The short videos give the impression of a flipbook, jumping shakily from one surreal frame to the next. They’re the result of internet meme-makers playing with the first widely available text-to-video AI generators, and they depict impossible scenarios like Dwayne “The Rock” Johnson eating rocks and French president Emmanuel Macron sifting through and chewing on garbage, or warped versions of the mundane, like Paris Hilton taking a selfie.
This new wave of AI-generated videos has definite echoes of Dall-E, which swept the internet last summer when it performed the same trick with still images. Less than a year later, those wonky Dall-E images are almost indistinguishable from reality, raising two questions: Will AI-generated video advance as quickly, and will it have a place in Hollywood?
ModelScope, a video generator hosted by AI firm Hugging Face, allows people to type a few words and receive a startling, wonky video in return. Runway, the AI company that cocreated the image generator Stable Diffusion, announced a text-to-video generator in late March, but it has not made it widely available to the public. And Google and Meta both announced they were working on text-to-video tech in fall of 2022.
RIght now, it’s jarring celebrity videos or a teddy bear painting a self-portrait. But in the future, AI’s role in film could evolve beyond the viral meme, allowing tech to help cast movies, model scenes before they’re shot, and even swap actors in and out of scenes. The technology is advancing rapidly, and it will likely take years before such generators could, say, produce an entire short film based on prompts, if they’re ever able to. Still, AI’s potential in entertainment is massive.
“The way Netflix disrupted how and where we watch content, I think AI is going to have an even bigger disruption on the actual creation of that content itself,” says Sinead Bovell, a futurist and founder of tech education company WAYE.
But that doesn’t mean AI will entirely replace writers, directors, and actors anytime soon. And some sizable technical hurdles remain. The videos look jumpy because the AI models can’t yet maintain full coherence from frame to frame, which is needed to smooth the visuals.
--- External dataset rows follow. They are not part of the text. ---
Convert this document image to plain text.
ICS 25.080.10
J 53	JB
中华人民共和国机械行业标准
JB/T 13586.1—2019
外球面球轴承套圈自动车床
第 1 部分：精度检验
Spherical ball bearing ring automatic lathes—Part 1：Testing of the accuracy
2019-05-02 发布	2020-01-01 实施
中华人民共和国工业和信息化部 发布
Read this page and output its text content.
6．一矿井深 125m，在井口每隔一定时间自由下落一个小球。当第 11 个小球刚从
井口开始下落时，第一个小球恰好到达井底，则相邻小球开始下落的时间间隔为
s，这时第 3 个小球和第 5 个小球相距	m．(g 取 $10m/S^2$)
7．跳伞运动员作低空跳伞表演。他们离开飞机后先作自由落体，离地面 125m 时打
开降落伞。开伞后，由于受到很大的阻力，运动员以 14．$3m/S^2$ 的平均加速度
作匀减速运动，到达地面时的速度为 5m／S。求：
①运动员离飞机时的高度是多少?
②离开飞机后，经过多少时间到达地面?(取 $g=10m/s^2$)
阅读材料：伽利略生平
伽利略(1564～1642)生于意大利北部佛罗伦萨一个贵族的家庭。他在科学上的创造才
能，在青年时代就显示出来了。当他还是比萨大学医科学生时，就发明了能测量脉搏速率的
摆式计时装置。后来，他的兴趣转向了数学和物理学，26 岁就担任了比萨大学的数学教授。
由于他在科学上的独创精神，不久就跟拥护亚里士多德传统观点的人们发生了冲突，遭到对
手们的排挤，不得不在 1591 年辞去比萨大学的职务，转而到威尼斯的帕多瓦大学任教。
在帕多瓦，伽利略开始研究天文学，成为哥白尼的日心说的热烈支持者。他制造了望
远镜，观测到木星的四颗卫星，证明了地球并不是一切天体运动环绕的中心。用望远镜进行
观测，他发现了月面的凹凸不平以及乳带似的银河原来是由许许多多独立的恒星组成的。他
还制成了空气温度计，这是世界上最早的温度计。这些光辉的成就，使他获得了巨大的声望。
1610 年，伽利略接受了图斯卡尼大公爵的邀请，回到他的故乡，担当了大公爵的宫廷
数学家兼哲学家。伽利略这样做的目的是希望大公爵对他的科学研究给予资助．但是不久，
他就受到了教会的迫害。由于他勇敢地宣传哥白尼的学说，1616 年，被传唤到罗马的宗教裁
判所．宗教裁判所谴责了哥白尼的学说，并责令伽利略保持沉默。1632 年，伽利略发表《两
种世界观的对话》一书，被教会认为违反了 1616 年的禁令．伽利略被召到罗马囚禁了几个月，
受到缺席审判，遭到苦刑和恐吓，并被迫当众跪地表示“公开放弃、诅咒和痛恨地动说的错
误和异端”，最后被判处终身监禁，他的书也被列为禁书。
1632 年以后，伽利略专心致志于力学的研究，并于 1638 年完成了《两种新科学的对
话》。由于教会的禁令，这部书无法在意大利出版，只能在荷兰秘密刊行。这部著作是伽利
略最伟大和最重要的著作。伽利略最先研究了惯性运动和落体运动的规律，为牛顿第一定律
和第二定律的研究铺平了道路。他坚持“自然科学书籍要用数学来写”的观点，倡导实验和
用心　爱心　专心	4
Making content that lasts longer than a few fascinating, grotesque seconds and keeps its consistency will require more computer power and data, which means big investments in the tech’s development. “You can’t easily scale up these image models,” says Bharath Hariharan, a professor of computer science at Cornell University.
But, even if they look rudimentary, the progression of these generators is advancing “really, really fast,” says Jiasen Lu, a research scientist at the Allen Institute of Artificial Intelligence, a research organization founded by the late Microsoft cofounder Paul Allen.
The speed of progress is the result of new developments that bolstered the generators. ModelScope is trained on text and image data, like image generators are, and then also fed videos that show the model how movement should look, says Apolinário Passos, a machine-learning art engineer at Hugging Face. It’s the tactic also being used by Meta. It removes the burden of annotating videos, or labeling them with text descriptors, which simplifies the process and has ushered in rapid development of the tech.